The premise is interesting in that each couple (they come in all varieties: fathers and daughters; mothers and sons; lovers; married couples; British Navy chums, etc.) gets to operate a restaurant on a test basis. Chef Blanc has two associates, another Michelin-starred chef-restaurateur and a restaurant marketing expert, who drop in on the couples as they attempt to put across their restaurant concept, prepare and serve the food, and then tally the receipts.

This is the third season for the show and seven couples once again vie for the opportunity to open their own restaurant. But before offering them keys to their own place, Chef Blanc gives them preliminary challenges. For instance, in one task last season, couples opened restaurants in which customers only paid what they thought the meal was worth. The teams also had to run highway rest stop eateries, prepare formal dinners for Oxford students, integrate the national cuisine of a foreign country into their menus, serve five-star food at 35,000 feet on a British Airways flight, create a takeout business, organize private dinner parties for Chef Blanc’s demanding friends, perform a public cooking demonstration, and write cookbooks to promote their restaurants.

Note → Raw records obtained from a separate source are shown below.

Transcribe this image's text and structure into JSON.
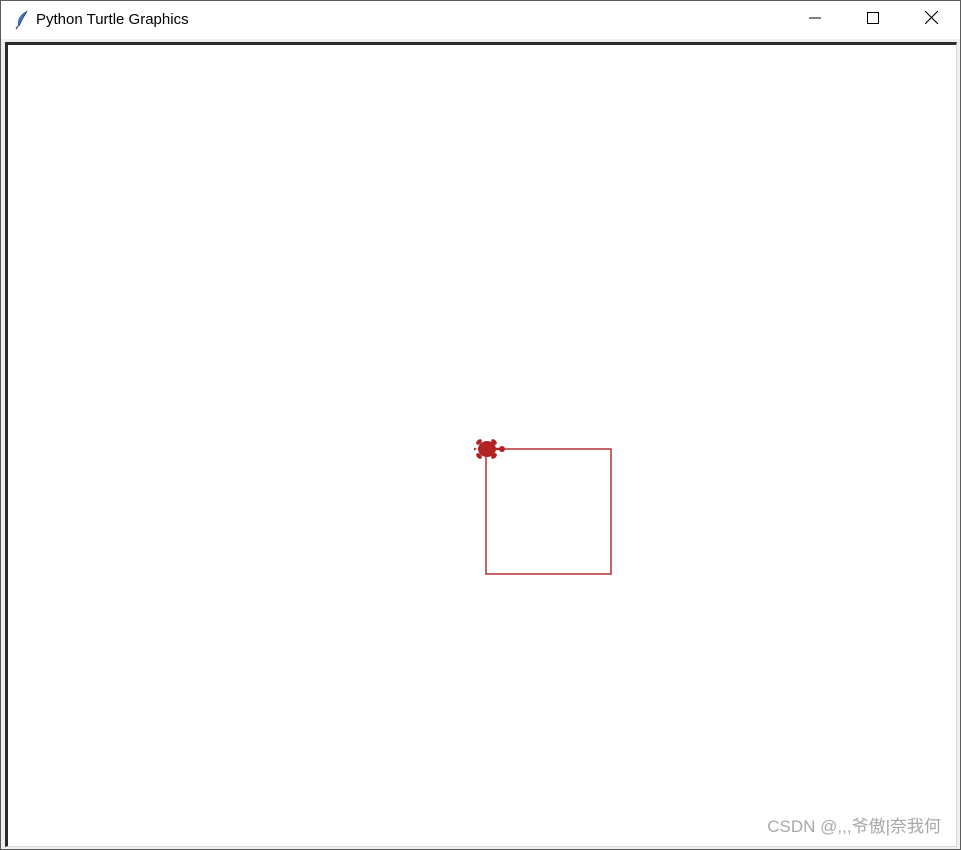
{
  "window": {
    "title": "Python Turtle Graphics",
    "app_icon": "feather-icon",
    "controls": {
      "minimize_icon": "minimize-icon",
      "maximize_icon": "maximize-icon",
      "close_icon": "close-icon"
    }
  },
  "canvas": {
    "background": "#ffffff",
    "pen_color": "#b22222",
    "turtle_shape": "turtle",
    "turtle_color": "#b22222",
    "turtle_heading": "east",
    "drawing": "square"
  },
  "watermark": "CSDN @,,,爷傲|奈我何"
}
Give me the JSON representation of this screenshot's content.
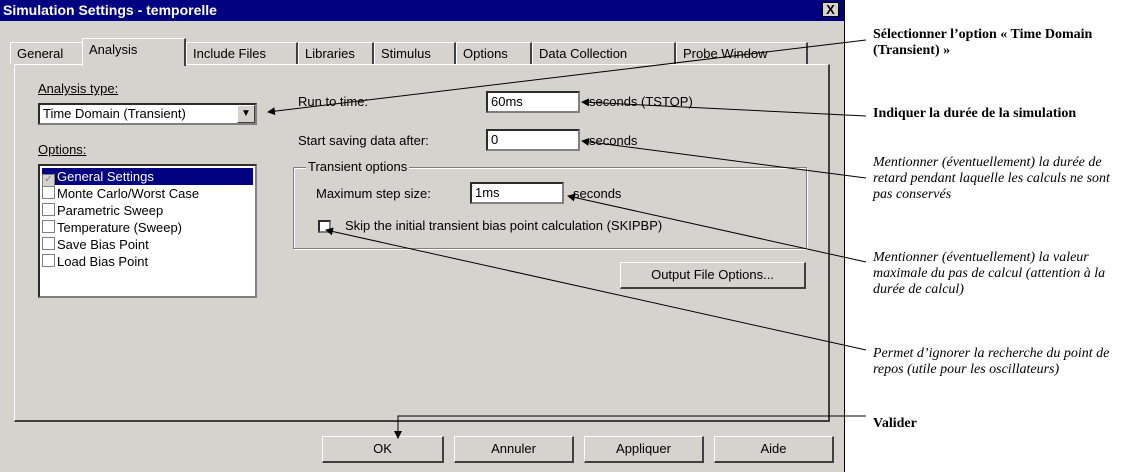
{
  "window": {
    "title": "Simulation Settings - temporelle",
    "close_label": "X"
  },
  "tabs": [
    "General",
    "Analysis",
    "Include Files",
    "Libraries",
    "Stimulus",
    "Options",
    "Data Collection",
    "Probe Window"
  ],
  "analysis": {
    "analysis_type_label": "Analysis type:",
    "analysis_type_value": "Time Domain (Transient)",
    "options_label": "Options:",
    "options_items": [
      "General Settings",
      "Monte Carlo/Worst Case",
      "Parametric Sweep",
      "Temperature (Sweep)",
      "Save Bias Point",
      "Load Bias Point"
    ],
    "run_to_time_label": "Run to time:",
    "run_to_time_value": "60ms",
    "run_to_time_unit": "seconds (TSTOP)",
    "start_saving_label": "Start saving data after:",
    "start_saving_value": "0",
    "start_saving_unit": "seconds",
    "transient_options_label": "Transient options",
    "max_step_label": "Maximum step size:",
    "max_step_value": "1ms",
    "max_step_unit": "seconds",
    "skip_bias_label": "Skip the initial transient bias point calculation (SKIPBP)",
    "output_file_options_label": "Output File Options..."
  },
  "buttons": {
    "ok": "OK",
    "cancel": "Annuler",
    "apply": "Appliquer",
    "help": "Aide"
  },
  "annotations": {
    "select_option": "Sélectionner l’option « Time Domain (Transient) »",
    "duration": "Indiquer la durée de la simulation",
    "delay": "Mentionner (éventuellement) la durée de retard pendant laquelle les calculs ne sont pas conservés",
    "max_step": "Mentionner (éventuellement) la valeur maximale du pas de calcul (attention à la durée de calcul)",
    "skip_bias": "Permet d’ignorer la recherche du point de repos (utile pour les oscillateurs)",
    "validate": "Valider"
  }
}
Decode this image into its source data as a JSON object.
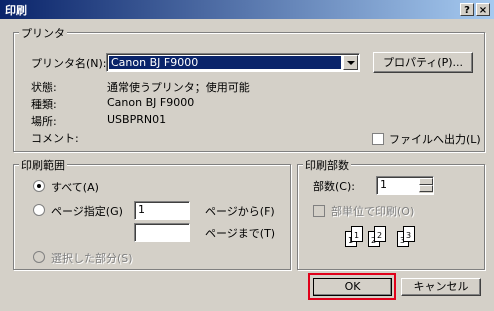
{
  "window": {
    "title": "印刷",
    "help_btn": "?",
    "close_btn": "×"
  },
  "printer_group": {
    "label": "プリンタ",
    "name_label": "プリンタ名(N):",
    "name_value": "Canon BJ F9000",
    "properties_button": "プロパティ(P)...",
    "status_label": "状態:",
    "status_value": "通常使うプリンタ；使用可能",
    "type_label": "種類:",
    "type_value": "Canon BJ F9000",
    "where_label": "場所:",
    "where_value": "USBPRN01",
    "comment_label": "コメント:",
    "print_to_file_label": "ファイルへ出力(L)"
  },
  "range_group": {
    "label": "印刷範囲",
    "all_label": "すべて(A)",
    "pages_label": "ページ指定(G)",
    "from_value": "1",
    "to_value": "",
    "from_label": "ページから(F)",
    "to_label": "ページまで(T)",
    "selection_label": "選択した部分(S)"
  },
  "copies_group": {
    "label": "印刷部数",
    "copies_label": "部数(C):",
    "copies_value": "1",
    "collate_label": "部単位で印刷(O)",
    "pages": [
      "1",
      "1",
      "2",
      "2",
      "3",
      "3"
    ]
  },
  "buttons": {
    "ok": "OK",
    "cancel": "キャンセル"
  },
  "colors": {
    "titlebar_start": "#0a246a",
    "titlebar_end": "#a6caf0",
    "highlight_box": "#e0001a"
  }
}
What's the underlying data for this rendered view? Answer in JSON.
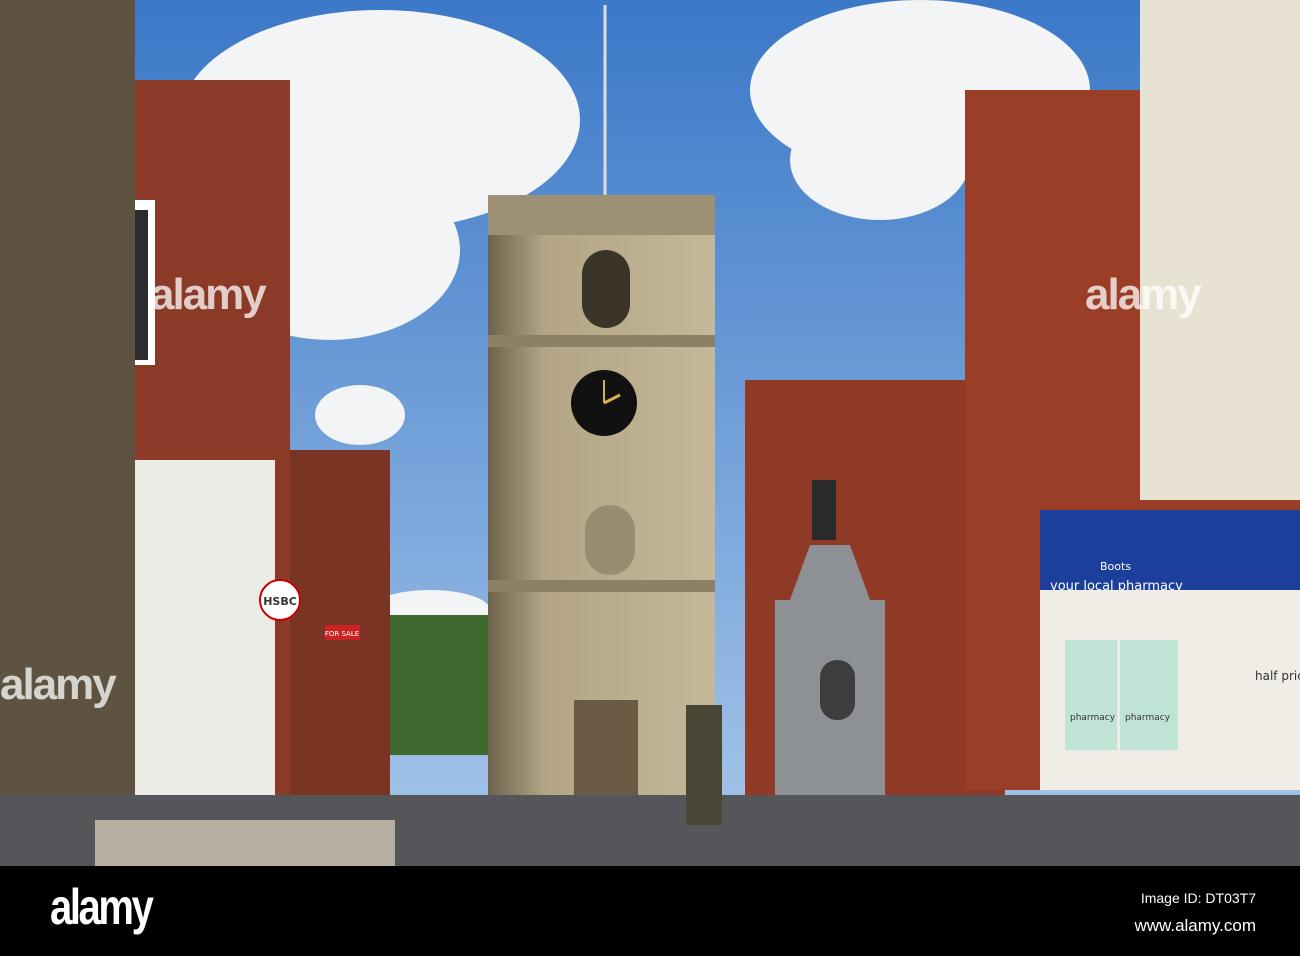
{
  "signs": {
    "bank": "HSBC",
    "for_sale": "FOR SALE",
    "pharmacy_fascia": "your local pharmacy",
    "pharmacy_brand": "Boots",
    "pharmacy_window_1": "pharmacy",
    "pharmacy_window_2": "pharmacy",
    "poster": "half price"
  },
  "watermark": {
    "text": "alamy"
  },
  "footer": {
    "logo": "alamy",
    "image_id": "Image ID: DT03T7",
    "website": "www.alamy.com"
  },
  "colors": {
    "sky": "#4a86d0",
    "brick": "#8a3a28",
    "stone": "#a89878",
    "boots_blue": "#1d3f9c"
  }
}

This season, to get keys to one of the restaurants the contestants must overcome a final obstacle. Divided into teams, they must run three chain restaurants. The menus look simple – pizzas, noodles and sushi. But under the watchful eyes of the three “judges,” the couples open the doors to hundreds of customers and service does not run smoothly. In the end, only six of the couples will receive keys to an empty restaurant to begin competing in earnest.

This season, the competition takes place in the English resort city of Bristol. The couples have to quickly get to know their locations, including the various tourist and residential districts of the city.

Before their openings, they must decide the name of their restaurant, plan their menus, and attract customers. Then the couples have to devise a way to attract customers to their new restaurants by offering samples to the public. With Chef Blanc, Sarah Willingham, a restaurant marketing expert, and David Moore, himself a Michelin-starred restaurateur, watching the couples’ every move, it becomes clear that some are on the wrong track. They get a little advice from the experts and then they’re sent off to prepare and open their experimental restaurants.

Opening night arrives, and it’s time for the chefs to show that they can run a busy commercial kitchen and that their partners can run a smooth front-of-house service that will win customer loyalty. As well as pleasing their customers, the couples also receive unannounced visits from Blanc, Willingham and Moore, who this year will invest in the winning couple’s restaurant and become their partners. The visits usually come at the busiest time of the evening.

What they see and taste decides which couples stay and which couple’s restaurant will close, hence the name, “Last Restaurant Standing.”

For those of you who’ve always dreamed of owning a restaurant because you think it’s a glamorous life, watch this program and you’ll soon see very clearly that you never actually get to own a restaurant. The restaurant owns you.